C. internet tells me that Stone is a bad asset manager, but dude can draft. even the children we lost, I still think they could hoop if they were given a chance. the KPJ debacle and Silas was kinda bad... whatever.
C. After desperation attempts to form the boy band known as WOW, he appears to be following "The Process" and The Process is incomplete.
I really don't like this terminology used on CF such as "phase" or "chapter" as if there is a playbook or how-to manual for building a successful team. It's actually one of the reasons to dislike Stone, as he likely thinks (being a lawyer) that he can follow such a procedural path to success. Being a good GM in professional sports requires more creativity, flexibility, and (although I hate corporate speak) thinking outside of the box.
Totally agree with you there - the phase based approach is the reason why we punted on development for our young guys the first couple of years and it was not necessary and hurt our asset managemetn strategy in "Phase 2" - we could have provided more support for Jalen, Alpi, Jabari, and Tari than what they got...and poor Josh Christopher and TyTy having to watch Dasihen Nix minutes was a travesty. At this stage we should KNOW a lot more about Jalen for instance and it feels like he is about 50 games into frankly the first time in his career he has been challenged to be a more versatile player.
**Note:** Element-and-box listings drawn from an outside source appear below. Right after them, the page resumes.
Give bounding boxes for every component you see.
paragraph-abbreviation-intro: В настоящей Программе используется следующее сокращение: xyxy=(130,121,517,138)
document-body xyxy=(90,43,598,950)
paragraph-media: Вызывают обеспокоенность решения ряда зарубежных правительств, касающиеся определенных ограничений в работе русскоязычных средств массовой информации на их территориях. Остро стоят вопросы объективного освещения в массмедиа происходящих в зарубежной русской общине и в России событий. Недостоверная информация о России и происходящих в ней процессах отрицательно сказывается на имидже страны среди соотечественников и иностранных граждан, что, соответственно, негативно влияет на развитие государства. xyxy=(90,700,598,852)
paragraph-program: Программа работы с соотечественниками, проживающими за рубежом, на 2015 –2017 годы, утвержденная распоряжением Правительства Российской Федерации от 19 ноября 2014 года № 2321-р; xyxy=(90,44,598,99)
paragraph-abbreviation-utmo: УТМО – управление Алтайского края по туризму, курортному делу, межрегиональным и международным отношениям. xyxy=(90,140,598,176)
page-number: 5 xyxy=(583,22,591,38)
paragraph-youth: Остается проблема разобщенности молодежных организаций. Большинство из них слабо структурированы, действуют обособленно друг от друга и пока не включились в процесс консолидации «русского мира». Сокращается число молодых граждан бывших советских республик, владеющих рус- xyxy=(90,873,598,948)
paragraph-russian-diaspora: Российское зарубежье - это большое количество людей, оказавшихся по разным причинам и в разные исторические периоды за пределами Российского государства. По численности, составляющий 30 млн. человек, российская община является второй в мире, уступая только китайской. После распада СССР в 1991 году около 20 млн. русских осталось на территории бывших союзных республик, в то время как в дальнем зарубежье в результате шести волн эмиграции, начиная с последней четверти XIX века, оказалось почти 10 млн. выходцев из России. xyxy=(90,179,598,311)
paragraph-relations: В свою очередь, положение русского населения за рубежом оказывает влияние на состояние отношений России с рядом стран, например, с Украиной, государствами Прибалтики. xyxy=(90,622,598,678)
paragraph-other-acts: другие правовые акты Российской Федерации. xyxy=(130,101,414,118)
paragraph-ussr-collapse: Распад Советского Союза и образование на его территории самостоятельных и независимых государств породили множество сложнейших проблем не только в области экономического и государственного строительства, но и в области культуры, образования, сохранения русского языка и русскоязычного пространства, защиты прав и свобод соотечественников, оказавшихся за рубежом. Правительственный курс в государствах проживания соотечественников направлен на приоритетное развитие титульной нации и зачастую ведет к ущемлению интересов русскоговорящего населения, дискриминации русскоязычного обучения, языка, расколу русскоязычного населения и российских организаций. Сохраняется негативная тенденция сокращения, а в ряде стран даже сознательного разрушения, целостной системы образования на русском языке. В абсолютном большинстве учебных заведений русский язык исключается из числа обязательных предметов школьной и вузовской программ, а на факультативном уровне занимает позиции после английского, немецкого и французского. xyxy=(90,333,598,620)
That's fine we can agree to disagree here, it's really semantics and not a big deal. I look at it as having goals for a rebuild, most sports teams or team-based goals are similar. I personally just didn't want the team to be short-sighted and become a mediocre playoff treadmill team. I'd rather be bad for a period, draft players with star potential then develop into a real contender with patience. First the team lacked talent after Harden is gone, Morey left for family and the vets moved on to compete for a contender. The only way to rebuild is free agency or the draft. Likely superstars aren't coming to a team with John Wall, older cousins, etc. We had to tank to draft players with star potential. Then the team needs to develop to reach a goal, which can be the playoffs or a championship. Likely that the same team isn't ring-hunting so a playoff goal would make sense. We didn't compete for rings with top picks at first until more talent was added and given time to develop, like Sampson getting Hakeem, Yao getting Tmac, Harden with the other stars etc. As long as we're progressing I'm fine with any perspective, it makes sense to be organized for a goal IMO. But to each their own, we're all supporting the Rockets getting better hopefully. I'll engage for a bit, can you provide an example of NBA GMs with a successful rebuild in your eyes? Hopefully a few if possible.
Lol. He's only been here 3-4 years. Getting by on selling hope for too long? Some of these weird narratives about Stone don't even add up
D. I probably should have given him a little better because i'm sure working for Tilman is an enormous handicap, but punting the trade deadline for this season and the Jock Landale debacle have me miffed. The roster has some glaring holes.
D He'd done some good things but I dont like how he handled the two most important picks in jalen and jabari. Actually changing my grade to a D. I do not believe in the tanking multiple years strategy. And they let Silas roam the sideline for far too long.
Lol. How can the Ime hire be a "pretty obvious move:? Ime chose us because of our cap space & draft capital. We clearly wanted him as the best coach on the market. None of this happens if our rebuild wasn't going in the right direction. Yall won't give Stone full credit for any of the great things he's done
I'll go C. Pretty good drafting, good coaching hire, not great free agency/trades/roster construction. Would go B if there were an element of being extra shrewd in his game or not having to overpay vets.
You don't think it was obvious that the team that made its name on reclamation projects would try and sign the elite-tier reclamation project coach? I'm not sure what to say if you think that was an out of the blue, left curve, WWE level swerve.
C I would have given him an incomplete if not for his fetish attachment to KPJ and the whole Silas thing.